Header Ads

Obituari: Enam Dekade


Bapak,

Bagaimana rasanya, ketika Bapak harus mengalami apa yang sebelumnya hanya didengar atau dibaca melalui berita-berita elektronik yang berseliweran? Aku tahu, Bapak sempat mencoba menghindar, walaupun takdir tetap berubah demikian cepatnya sebagaimana membalikkan tangan.

Bagaimana rasanya, ketika berada di ruangan sepi, hanya bertemankan Allah, Bapak mendapatkan kabar itu? Kabar yang nyaris seperti vonis kematian, karena saat itu belum ditemukan obat untuk penyakit yang mewabah di muka bumi, dan kejadiannya bisa saja lebih cepat dari penyebaran berita-berita di era modern ini?
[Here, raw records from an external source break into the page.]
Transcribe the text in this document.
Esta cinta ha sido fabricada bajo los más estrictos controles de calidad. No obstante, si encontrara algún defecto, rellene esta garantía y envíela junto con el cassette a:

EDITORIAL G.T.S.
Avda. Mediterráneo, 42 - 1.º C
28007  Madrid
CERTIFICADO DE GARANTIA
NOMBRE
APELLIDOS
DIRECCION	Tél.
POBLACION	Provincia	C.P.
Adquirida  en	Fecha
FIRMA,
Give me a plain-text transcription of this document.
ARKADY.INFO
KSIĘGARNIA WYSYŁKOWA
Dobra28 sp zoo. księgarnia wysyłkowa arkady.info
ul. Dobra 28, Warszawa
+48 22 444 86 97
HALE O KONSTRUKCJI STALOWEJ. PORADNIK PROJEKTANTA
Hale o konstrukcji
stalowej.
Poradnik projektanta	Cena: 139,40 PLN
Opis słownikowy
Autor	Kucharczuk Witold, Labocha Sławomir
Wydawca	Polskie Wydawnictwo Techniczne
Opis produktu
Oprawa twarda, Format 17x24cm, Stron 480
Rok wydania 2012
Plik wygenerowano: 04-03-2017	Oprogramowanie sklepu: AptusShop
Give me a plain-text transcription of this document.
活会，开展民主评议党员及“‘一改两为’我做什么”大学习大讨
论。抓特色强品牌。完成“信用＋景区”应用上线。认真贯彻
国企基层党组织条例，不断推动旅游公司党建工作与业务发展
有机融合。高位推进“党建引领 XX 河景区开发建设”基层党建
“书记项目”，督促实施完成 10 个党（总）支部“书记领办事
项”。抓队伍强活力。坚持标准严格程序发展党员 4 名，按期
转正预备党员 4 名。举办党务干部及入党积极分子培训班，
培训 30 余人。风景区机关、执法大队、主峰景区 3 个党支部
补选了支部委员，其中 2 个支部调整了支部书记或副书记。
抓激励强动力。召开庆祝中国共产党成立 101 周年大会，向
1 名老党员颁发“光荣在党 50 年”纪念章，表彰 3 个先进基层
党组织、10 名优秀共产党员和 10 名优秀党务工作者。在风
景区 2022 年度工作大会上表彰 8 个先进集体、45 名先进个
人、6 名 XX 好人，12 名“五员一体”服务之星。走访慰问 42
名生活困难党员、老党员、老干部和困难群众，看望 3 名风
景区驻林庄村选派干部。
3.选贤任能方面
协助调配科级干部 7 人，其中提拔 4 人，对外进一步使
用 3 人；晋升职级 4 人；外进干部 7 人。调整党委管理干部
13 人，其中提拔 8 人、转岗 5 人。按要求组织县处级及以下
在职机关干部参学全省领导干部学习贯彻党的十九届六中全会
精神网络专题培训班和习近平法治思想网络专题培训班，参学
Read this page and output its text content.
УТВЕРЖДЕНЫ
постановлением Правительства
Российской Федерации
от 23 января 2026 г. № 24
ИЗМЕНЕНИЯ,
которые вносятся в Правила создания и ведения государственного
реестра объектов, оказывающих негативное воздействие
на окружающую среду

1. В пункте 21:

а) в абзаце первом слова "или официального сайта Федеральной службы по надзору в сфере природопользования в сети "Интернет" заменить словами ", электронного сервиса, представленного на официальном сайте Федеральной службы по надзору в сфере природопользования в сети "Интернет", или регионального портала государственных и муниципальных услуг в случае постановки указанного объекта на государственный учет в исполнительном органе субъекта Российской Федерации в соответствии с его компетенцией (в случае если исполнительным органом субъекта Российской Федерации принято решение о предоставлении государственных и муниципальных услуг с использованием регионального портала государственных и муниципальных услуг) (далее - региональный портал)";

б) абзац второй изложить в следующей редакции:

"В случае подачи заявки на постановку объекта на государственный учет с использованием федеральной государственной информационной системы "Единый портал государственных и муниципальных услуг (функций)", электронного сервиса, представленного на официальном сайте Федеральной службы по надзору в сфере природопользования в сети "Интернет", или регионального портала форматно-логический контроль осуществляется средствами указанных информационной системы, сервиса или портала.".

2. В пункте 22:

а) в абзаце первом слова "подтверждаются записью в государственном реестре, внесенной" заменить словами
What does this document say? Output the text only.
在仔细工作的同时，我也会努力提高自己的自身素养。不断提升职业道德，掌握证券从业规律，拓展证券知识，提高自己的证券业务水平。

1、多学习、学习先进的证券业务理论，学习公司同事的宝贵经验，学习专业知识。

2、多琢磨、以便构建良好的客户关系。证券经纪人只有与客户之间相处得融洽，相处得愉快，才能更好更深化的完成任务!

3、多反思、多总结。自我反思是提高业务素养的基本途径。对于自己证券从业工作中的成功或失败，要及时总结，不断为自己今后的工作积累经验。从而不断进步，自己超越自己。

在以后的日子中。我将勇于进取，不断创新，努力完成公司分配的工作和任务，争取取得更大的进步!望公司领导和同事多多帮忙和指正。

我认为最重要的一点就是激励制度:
Bagaimana rasanya, walaupun tak tahu berapa lama lagi waktu yang Allah berikan untuk Bapak, Bapak menghadapi vonis kematian itu? Apakah Bapak mengambil kesempatan itu untuk banyak-banyak bertaubat dan memaksimalkan ibadah saat itu? Membasahi lidah dengan zikir dan menyeru Allah, sebagaimana yang kudengar dari luar pintu besi itu: takbir dan tahlil.

24 jam.

Itulah kurang lebih waktu yang Allah sisakan untuk Bapak, sejak datangnya vonis itu hingga dokter menidurkan Bapak dengan obat-obatan, sehingga saat itulah Bapak sudah tidak terkena kewajiban ibadah, tidak pula mampu menjalankannya secara sadar.

Apa yang Bapak alami dalam ketidaksadaran itu? Apakah Bapak dapat merasakannya ketika sakaratul maut datang? Di alam manakah sakaratul maut bagi orang yang tidak sadar? Apakah hukum yang berlaku sama dengan sakaratul mautnya orang yang sadar?

Bapak,

Kadangkala, aku iri dengan kematian Bapak.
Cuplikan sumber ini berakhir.